India's relationship with diamonds is historically significant and commercially enormous. The country cuts and polishes approximately 90 per cent of the world's diamonds by volume. Surat alone handles the vast majority of global rough diamond processing. The gemological knowledge, the skilled labour, and the manufacturing infrastructure that the diamond industry requires are concentrated in India to a degree that no other country approaches.

Lab-grown diamonds are a natural evolution of that existing strength. The CVD technology that produces them requires the same gemological expertise to cut, polish, and certify the finished stones. The design and manufacturing capabilities that India has built for natural diamond jewellery apply directly to lab-grown products. What changes is the raw material supply chain — from mining operations in Botswana, Russia, and Canada to CVD reactors in Surat, Bengaluru, and other Indian manufacturing centres.

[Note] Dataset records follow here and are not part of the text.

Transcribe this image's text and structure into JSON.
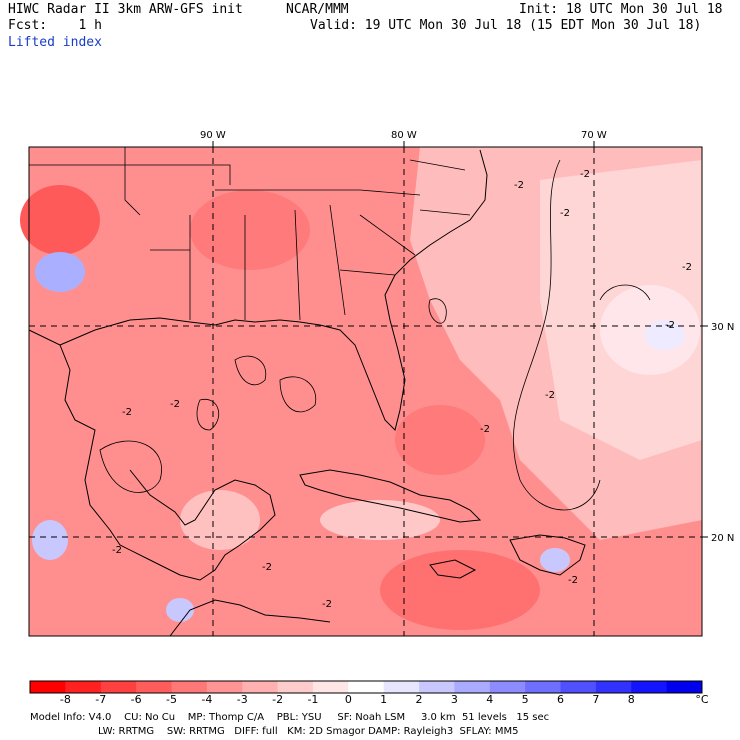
{
  "header": {
    "title_left": "HIWC Radar II 3km ARW-GFS init",
    "title_center": "NCAR/MMM",
    "init": "Init: 18 UTC Mon 30 Jul 18",
    "fcst": "Fcst:    1 h",
    "valid": "Valid: 19 UTC Mon 30 Jul 18 (15 EDT Mon 30 Jul 18)",
    "field": "Lifted index"
  },
  "map": {
    "lon_labels": [
      "90 W",
      "80 W",
      "70 W"
    ],
    "lat_labels": [
      "30 N",
      "20 N"
    ],
    "contour_labels": [
      "-2",
      "-2",
      "-2",
      "-2",
      "-2",
      "-2",
      "-2",
      "-2",
      "-2",
      "-2",
      "-2",
      "-2",
      "-2"
    ]
  },
  "colorbar": {
    "unit": "°C",
    "levels": [
      "-8",
      "-7",
      "-6",
      "-5",
      "-4",
      "-3",
      "-2",
      "-1",
      "0",
      "1",
      "2",
      "3",
      "4",
      "5",
      "6",
      "7",
      "8"
    ],
    "colors": [
      "#ff0000",
      "#ff2020",
      "#ff4040",
      "#ff5c5c",
      "#ff7878",
      "#ff9494",
      "#ffb0b0",
      "#ffcccc",
      "#ffe6e6",
      "#ffffff",
      "#e6e6ff",
      "#c8c8ff",
      "#aaaaff",
      "#8c8cff",
      "#6e6eff",
      "#5050ff",
      "#3232ff",
      "#1414ff",
      "#0000ee"
    ]
  },
  "footer": {
    "line1": "Model Info: V4.0    CU: No Cu    MP: Thomp C/A    PBL: YSU     SF: Noah LSM     3.0 km  51 levels   15 sec",
    "line2": "LW: RRTMG    SW: RRTMG   DIFF: full   KM: 2D Smagor DAMP: Rayleigh3  SFLAY: MM5"
  }
}
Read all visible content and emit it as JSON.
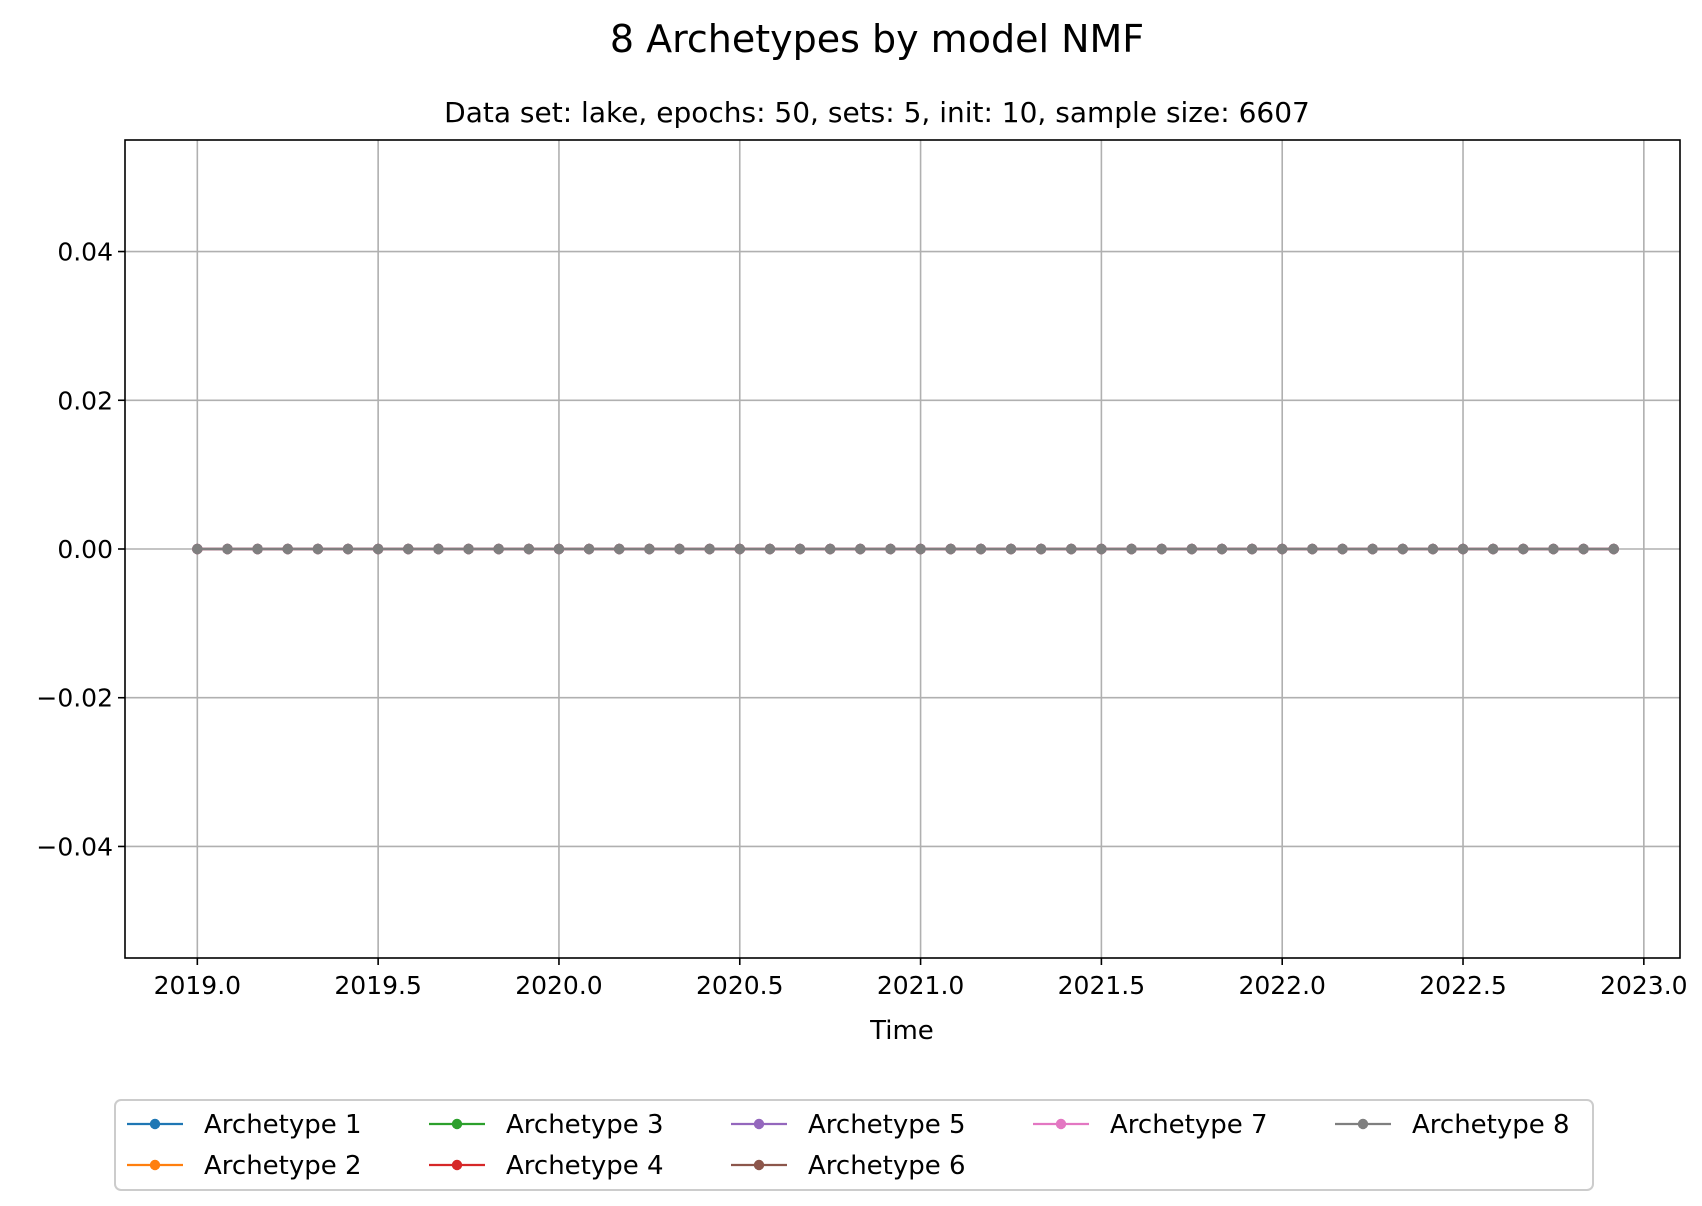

The global consumer market is in the process of accepting lab-grown diamonds as a full luxury category rather than a compromise category. This shift has accelerated in the past two years as quality has improved, prices have stabilised, and the environmental argument has gained cultural weight among the consumers who make the most aspirational jewellery purchases. In India specifically, the value argument — identical quality at a fraction of the price — resonates with a consumer class that has always understood value and has historically been underserved by a natural diamond market priced for international luxury consumers.

The Indian lab-grown diamond jewellery market has a small but growing number of players. NOTO, Fiona Diamonds, and others compete in the digital and retail space. Limelight's 75-plus store network gives it a distribution advantage that direct-to-consumer competitors cannot easily replicate and that the ₹275 crore expansion is designed to make effectively unassailable within the next 18 months.


The Founder Behind the Brand

Pooja Madhavan's founding of Limelight Diamonds in 2019 came from a specific conviction about where the Indian jewellery market was heading — not from a disruption-for-disruption's-sake perspective but from a deep understanding of the jewellery consumer and the structural advantage that lab-grown diamonds offered to a market that has always prized craftsmanship and value simultaneously.

Her own statement at the time of the funding round is the most direct articulation of what she has been building toward: this is a strong validation of Limelight's vision and the growing potential of the lab-grown diamond industry in India. She positioned it within the Make in India frame not as marketing alignment but as a genuine strategic thesis — the belief that lab-grown diamonds represent the category where India can move from being the world's workshop for diamonds to being the world's luxury diamond brand.

The workshop has been running for decades. The brand is now being built. ₹275 crore is what it takes to build it at the scale the opportunity requires.